Is there some resource which tells you how aggressive an AI Civ is going to be?

I got war-decced by my two neighbors by T60-T70. One was Rome, which is no surprise, but the other was Germany, who I didn't think would be so aggressive so early, especially with such a late game UU.
 
Is there some resource which tells you how aggressive an AI Civ is going to be?
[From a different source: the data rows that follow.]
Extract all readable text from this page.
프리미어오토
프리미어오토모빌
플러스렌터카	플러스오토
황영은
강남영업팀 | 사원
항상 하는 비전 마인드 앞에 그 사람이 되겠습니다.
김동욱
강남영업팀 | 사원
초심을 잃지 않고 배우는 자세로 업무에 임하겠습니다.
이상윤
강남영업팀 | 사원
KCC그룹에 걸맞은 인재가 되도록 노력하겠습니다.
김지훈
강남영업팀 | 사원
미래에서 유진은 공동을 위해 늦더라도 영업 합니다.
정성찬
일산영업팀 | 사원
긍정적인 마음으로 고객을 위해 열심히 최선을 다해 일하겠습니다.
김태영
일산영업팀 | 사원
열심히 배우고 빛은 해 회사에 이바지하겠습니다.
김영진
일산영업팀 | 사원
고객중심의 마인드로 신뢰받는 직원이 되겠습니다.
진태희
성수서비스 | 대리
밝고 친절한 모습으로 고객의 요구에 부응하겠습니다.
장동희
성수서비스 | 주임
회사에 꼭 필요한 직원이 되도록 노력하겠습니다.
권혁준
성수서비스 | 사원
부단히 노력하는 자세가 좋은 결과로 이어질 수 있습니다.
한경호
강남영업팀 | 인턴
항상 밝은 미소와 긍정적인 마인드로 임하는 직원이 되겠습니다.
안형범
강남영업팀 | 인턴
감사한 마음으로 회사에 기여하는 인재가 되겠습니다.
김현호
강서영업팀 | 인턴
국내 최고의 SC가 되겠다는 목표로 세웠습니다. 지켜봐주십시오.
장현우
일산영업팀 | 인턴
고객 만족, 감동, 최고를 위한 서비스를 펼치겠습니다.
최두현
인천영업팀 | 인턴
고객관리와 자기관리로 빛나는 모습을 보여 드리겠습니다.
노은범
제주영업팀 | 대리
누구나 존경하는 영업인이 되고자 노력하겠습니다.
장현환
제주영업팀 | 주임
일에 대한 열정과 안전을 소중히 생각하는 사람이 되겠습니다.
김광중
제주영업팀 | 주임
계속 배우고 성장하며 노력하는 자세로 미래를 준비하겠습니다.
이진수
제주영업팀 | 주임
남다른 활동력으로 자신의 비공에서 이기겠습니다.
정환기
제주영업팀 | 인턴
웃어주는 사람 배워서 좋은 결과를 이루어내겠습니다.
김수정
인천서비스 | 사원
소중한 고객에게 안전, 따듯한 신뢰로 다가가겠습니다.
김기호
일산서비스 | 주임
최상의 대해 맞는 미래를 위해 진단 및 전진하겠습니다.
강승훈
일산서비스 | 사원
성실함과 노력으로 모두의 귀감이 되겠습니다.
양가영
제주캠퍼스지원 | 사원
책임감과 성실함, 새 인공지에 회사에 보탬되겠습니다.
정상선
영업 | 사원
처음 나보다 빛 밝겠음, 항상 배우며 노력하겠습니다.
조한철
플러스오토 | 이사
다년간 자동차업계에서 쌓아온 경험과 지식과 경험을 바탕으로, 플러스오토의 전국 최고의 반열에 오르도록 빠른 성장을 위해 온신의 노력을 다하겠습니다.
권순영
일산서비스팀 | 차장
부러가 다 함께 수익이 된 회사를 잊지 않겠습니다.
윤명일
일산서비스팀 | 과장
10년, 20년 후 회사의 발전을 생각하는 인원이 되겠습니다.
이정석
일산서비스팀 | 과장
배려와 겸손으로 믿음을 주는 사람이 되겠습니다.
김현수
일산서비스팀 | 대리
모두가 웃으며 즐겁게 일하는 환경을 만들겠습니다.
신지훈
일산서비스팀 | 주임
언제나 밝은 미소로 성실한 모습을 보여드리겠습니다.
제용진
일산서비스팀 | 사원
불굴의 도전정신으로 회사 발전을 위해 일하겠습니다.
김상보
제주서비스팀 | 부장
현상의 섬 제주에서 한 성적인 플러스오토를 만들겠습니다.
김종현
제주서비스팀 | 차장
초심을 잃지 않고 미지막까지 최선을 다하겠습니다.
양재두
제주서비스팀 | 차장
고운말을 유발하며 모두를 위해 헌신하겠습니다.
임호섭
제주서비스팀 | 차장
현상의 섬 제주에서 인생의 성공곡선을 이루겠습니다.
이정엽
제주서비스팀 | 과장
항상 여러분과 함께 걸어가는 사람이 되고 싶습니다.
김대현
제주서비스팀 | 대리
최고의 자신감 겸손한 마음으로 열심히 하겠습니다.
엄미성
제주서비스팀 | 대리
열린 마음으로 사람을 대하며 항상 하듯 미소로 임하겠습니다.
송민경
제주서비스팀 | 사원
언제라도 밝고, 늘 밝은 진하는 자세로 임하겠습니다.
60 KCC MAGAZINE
I got war-decced by my two neighbors by T60-T70. One was Rome, which is no surprise, but the other was Germany, who I didn't think would be so aggressive so early, especially with such a late game UU.
Every civ can be aggressive if they think they have a chance at you. I was attacked by Brazil and Byzantium once, having UU doesn't change, or change too little in this.
 
Is the game actually balanced around normal game speed and emperor difficulty? I have heard this before. Does anyone knows it?
Just wanted to play with settings the game is balanced around.
 
Is the game actually balanced around normal game speed and emperor difficulty? I have heard this before. Does anyone knows it?
Just wanted to play with settings the game is balanced around.
Prince. 6 Civ, 12 City-States on Prince afaik
 
Play in Standard size and Standard speed with default number of civs and CS.
Difficulty should be around King or Emperor.
 
Aren't forts providing water passage any longer? IIRC forts used to be able to create "channels" for ships and embarked units.

20230421172915_1.jpg
 
That fort isn't adjacent to any water.